How to show that if $V \in C^{m \times m}$ unitary and $A \in C^{m \times m}$ then $||AV||_2=||A||_2$

Question

How to show that if $V \in C^{m \times m}$ is unitary and $A \in C^{m \times m}$ then $$||AV||_2=||A||_2$$

Where $$||A||_2 = \sup_{ ||x||_2=1 } ||Ax||_2$$ and $$||AV||_2 = \sup_{ ||x||_2=1 } ||AVx||_2$$

Answer 1

You have $$\Vert V x\Vert^2 = \langle V x,V x \rangle = \langle x , V^* V x \rangle = \langle x,x\rangle = \Vert x\Vert ^2 $$ for any $x$. So for any $x$ you have $\Vert Vx\Vert = \Vert x\Vert$.
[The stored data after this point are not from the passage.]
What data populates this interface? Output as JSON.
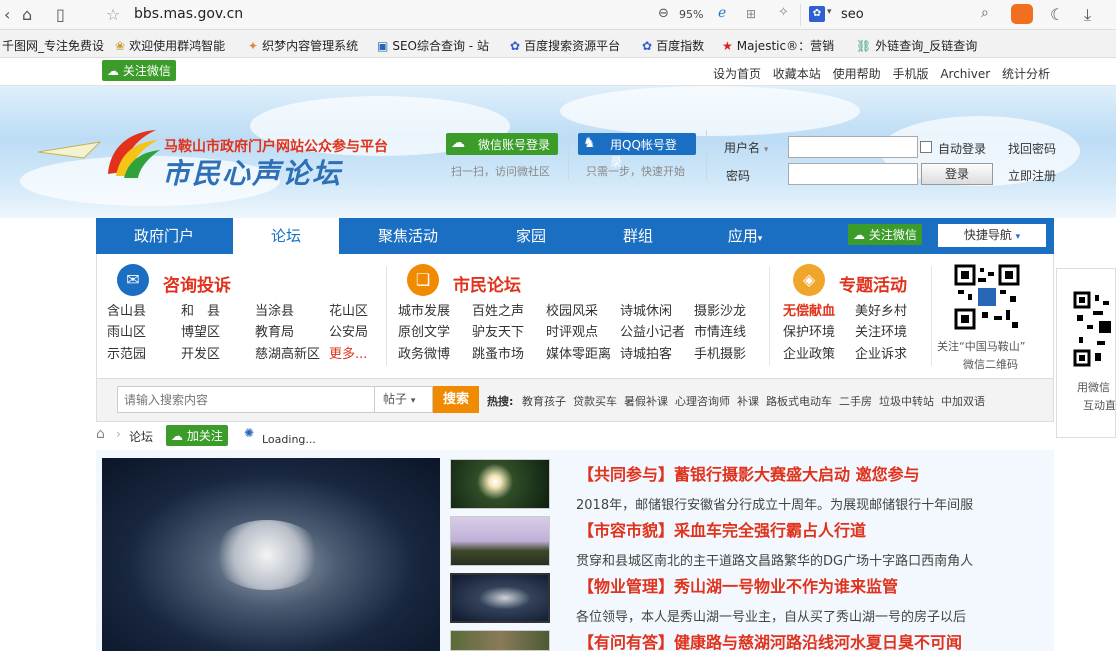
{
  "browser": {
    "url": "bbs.mas.gov.cn",
    "zoom": "95%",
    "search_text": "seo"
  },
  "bookmarks": [
    {
      "label": "千图网_专注免费设",
      "icon": "thumb"
    },
    {
      "label": "欢迎使用群鸿智能",
      "icon": "lotus"
    },
    {
      "label": "织梦内容管理系统",
      "icon": "pinwheel"
    },
    {
      "label": "SEO综合查询 - 站",
      "icon": "doc"
    },
    {
      "label": "百度搜索资源平台",
      "icon": "paw"
    },
    {
      "label": "百度指数",
      "icon": "paw"
    },
    {
      "label": "Majestic®：营销",
      "icon": "star"
    },
    {
      "label": "外链查询_反链查询",
      "icon": "chain"
    }
  ],
  "util": {
    "wechat_follow": "关注微信",
    "links": [
      "设为首页",
      "收藏本站",
      "使用帮助",
      "手机版",
      "Archiver",
      "统计分析"
    ]
  },
  "header": {
    "subtitle": "马鞍山市政府门户网站公众参与平台",
    "title": "市民心声论坛",
    "wechat_login": "微信账号登录",
    "wechat_login_sub": "扫一扫，访问微社区",
    "qq_login": "用QQ帐号登录",
    "qq_login_sub": "只需一步，快速开始",
    "username_label": "用户名",
    "password_label": "密码",
    "auto_login": "自动登录",
    "login_button": "登录",
    "forgot_password": "找回密码",
    "register": "立即注册"
  },
  "nav": {
    "items": [
      "政府门户",
      "论坛",
      "聚焦活动",
      "家园",
      "群组",
      "应用"
    ],
    "wechat": "关注微信",
    "quick_nav": "快捷导航"
  },
  "panels": {
    "complaint": {
      "title": "咨询投诉",
      "items": [
        "含山县",
        "和　县",
        "当涂县",
        "花山区",
        "雨山区",
        "博望区",
        "教育局",
        "公安局",
        "示范园",
        "开发区",
        "慈湖高新区",
        "更多..."
      ]
    },
    "forum": {
      "title": "市民论坛",
      "items": [
        "城市发展",
        "百姓之声",
        "校园风采",
        "诗城休闲",
        "摄影沙龙",
        "原创文学",
        "驴友天下",
        "时评观点",
        "公益小记者",
        "市情连线",
        "政务微博",
        "跳蚤市场",
        "媒体零距离",
        "诗城拍客",
        "手机摄影"
      ]
    },
    "activity": {
      "title": "专题活动",
      "items": [
        "无偿献血",
        "美好乡村",
        "保护环境",
        "关注环境",
        "企业政策",
        "企业诉求"
      ]
    },
    "qr_caption1": "关注“中国马鞍山”",
    "qr_caption2": "微信二维码"
  },
  "search": {
    "placeholder": "请输入搜索内容",
    "type": "帖子",
    "button": "搜索",
    "hot_label": "热搜:",
    "hot_items": [
      "教育孩子",
      "贷款买车",
      "暑假补课",
      "心理咨询师",
      "补课",
      "路板式电动车",
      "二手房",
      "垃圾中转站",
      "中加双语"
    ]
  },
  "breadcrumb": {
    "current": "论坛",
    "follow": "加关注",
    "loading": "Loading..."
  },
  "news": [
    {
      "title": "【共同参与】蓄银行摄影大赛盛大启动 邀您参与",
      "desc": "2018年，邮储银行安徽省分行成立十周年。为展现邮储银行十年间服"
    },
    {
      "title": "【市容市貌】采血车完全强行霸占人行道",
      "desc": "贯穿和县城区南北的主干道路文昌路繁华的DG广场十字路口西南角人"
    },
    {
      "title": "【物业管理】秀山湖一号物业不作为谁来监管",
      "desc": "各位领导，本人是秀山湖一号业主，自从买了秀山湖一号的房子以后"
    },
    {
      "title": "【有问有答】健康路与慈湖河路沿线河水夏日臭不可闻",
      "desc": ""
    }
  ],
  "side": {
    "caption1": "用微信",
    "caption2": "互动直"
  },
  "colors": {
    "nav_blue": "#1a6fc3",
    "accent_red": "#e0321c",
    "wechat_green": "#3b9c2a",
    "search_orange": "#f08a00"
  }
}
Hence $V$ has norm $1$. $V^{-1}$ as well is unitary and so it has norm $1$.

Clearly $\Vert A V\Vert \leq \Vert A \Vert \Vert V\Vert = \Vert A\Vert$.

For the other inequality you have

$$\Vert A\Vert = \Vert AV V^{-1}\Vert \leq \Vert A V\Vert \Vert V^{-1}\Vert = \Vert AV\Vert\,.$$ Then $\Vert AV \Vert = \Vert A\Vert$.